Time frame: 2 months
Strengths and Difficulties Questionnaire - Parent Report (SDQ-P)
Child overall psychological problems are measured using parent-report on the Strengths and Difficulties Questionnaire-Parent Report (SDQ-P; Goodman, 1997). The SDQ-P. The SDQ-P comprises five subscales with five items each: hyperactivity/attention deficit, emotional problems, behavioral problems, peer relationship problems, and prosocial behavior. We will use the 'general difficulties' score as our analysis outcome, which aggregates all subscales excluding prosocial behavior (thus comprising 20 items). We will perform additional analyses on the separate subscales. Items are scored on a three-point Likert scale ranging from 'Not true' (0) to 'Certainly true' (2). The 'general difficulties' score ranges from 0-40. We will use the Dutch translation of the SDQ-P (van Widenfelt et al., 2003).
Time frame: 2 months
Child and Adolescent Trauma Screener-Caregiver Report (CATS-C)

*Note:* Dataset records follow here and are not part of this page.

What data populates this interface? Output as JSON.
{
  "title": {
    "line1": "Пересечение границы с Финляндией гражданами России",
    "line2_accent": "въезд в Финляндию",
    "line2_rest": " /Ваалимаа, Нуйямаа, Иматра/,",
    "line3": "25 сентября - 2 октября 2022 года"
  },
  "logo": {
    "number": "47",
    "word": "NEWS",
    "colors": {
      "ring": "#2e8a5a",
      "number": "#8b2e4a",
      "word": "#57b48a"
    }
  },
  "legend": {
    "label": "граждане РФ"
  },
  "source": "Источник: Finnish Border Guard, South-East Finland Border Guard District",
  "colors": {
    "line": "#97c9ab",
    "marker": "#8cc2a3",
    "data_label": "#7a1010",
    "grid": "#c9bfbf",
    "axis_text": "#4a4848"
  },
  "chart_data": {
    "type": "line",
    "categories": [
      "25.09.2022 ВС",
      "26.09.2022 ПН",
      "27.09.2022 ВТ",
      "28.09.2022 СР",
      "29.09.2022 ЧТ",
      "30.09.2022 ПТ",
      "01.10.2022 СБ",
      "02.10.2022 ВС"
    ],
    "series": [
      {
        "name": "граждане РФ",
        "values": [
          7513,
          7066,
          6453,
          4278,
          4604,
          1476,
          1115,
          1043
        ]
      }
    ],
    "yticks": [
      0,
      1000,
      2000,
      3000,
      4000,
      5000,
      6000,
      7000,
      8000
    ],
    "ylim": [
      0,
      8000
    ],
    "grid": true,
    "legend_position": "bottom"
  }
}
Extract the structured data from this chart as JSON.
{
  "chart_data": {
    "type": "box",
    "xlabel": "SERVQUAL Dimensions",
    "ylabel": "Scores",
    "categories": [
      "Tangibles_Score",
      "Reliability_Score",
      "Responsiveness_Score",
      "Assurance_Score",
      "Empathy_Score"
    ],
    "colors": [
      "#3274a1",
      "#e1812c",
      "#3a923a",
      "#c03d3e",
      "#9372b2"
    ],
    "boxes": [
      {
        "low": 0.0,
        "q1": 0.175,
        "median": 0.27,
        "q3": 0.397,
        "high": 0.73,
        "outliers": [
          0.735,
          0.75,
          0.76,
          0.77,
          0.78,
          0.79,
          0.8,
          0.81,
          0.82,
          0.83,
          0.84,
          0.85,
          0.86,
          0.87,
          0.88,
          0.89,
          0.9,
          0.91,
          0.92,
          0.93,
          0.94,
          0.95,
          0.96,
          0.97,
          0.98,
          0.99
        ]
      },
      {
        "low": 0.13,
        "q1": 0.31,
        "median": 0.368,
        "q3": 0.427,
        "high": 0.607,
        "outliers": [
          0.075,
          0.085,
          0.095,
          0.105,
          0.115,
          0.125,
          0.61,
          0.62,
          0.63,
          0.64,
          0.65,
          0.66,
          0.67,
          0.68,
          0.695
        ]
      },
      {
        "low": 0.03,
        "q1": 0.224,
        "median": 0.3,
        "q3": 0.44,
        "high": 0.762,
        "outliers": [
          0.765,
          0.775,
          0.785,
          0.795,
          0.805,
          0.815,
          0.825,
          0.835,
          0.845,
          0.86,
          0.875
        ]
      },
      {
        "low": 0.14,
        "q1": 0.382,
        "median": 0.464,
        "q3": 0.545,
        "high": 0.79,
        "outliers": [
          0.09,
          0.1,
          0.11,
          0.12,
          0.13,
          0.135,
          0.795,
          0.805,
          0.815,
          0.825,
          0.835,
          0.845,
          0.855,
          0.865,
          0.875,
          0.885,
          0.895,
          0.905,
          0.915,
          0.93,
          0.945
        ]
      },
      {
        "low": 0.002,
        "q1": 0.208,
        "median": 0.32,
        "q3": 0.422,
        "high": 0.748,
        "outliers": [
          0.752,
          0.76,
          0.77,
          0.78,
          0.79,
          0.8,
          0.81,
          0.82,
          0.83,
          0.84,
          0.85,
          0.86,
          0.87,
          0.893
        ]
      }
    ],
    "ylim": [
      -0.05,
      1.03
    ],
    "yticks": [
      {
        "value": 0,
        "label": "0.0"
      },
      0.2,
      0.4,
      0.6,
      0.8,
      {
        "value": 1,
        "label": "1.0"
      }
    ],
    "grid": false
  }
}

Child PTSD symptoms are measured using parent-report on the Child and Adolescent Trauma Screener-Caregiver Report (CATS-C; Sachser et al., 2017; Dutch translation: Kooij \& Lindauer, 2022). The CATS-C starts with 15 yes/no items about child exposure to DSM-5 A-criterion traumatic events. If the parent reports their child has been exposed to at least one of these events, the questionnaire continues with 16 (age 3-6) or 20 (age 7-17) items about PTSD symptoms. Data on PTSD symptoms are thus only collected if the child has experienced at least one A-criterion traumatic event. PTSD symptom items are rated on a four-point Likert scale ranging from 'Never' (0) to 'Almost always' (3). Interference with life domains is assessd with five yes/no items. We will analyze the total symptom score (range: 0-48 for age 3-6; 0-60 for age 7-17). We will perform additional analyses on the separate subscales. Scores on trauma exposure items will be reported descriptively.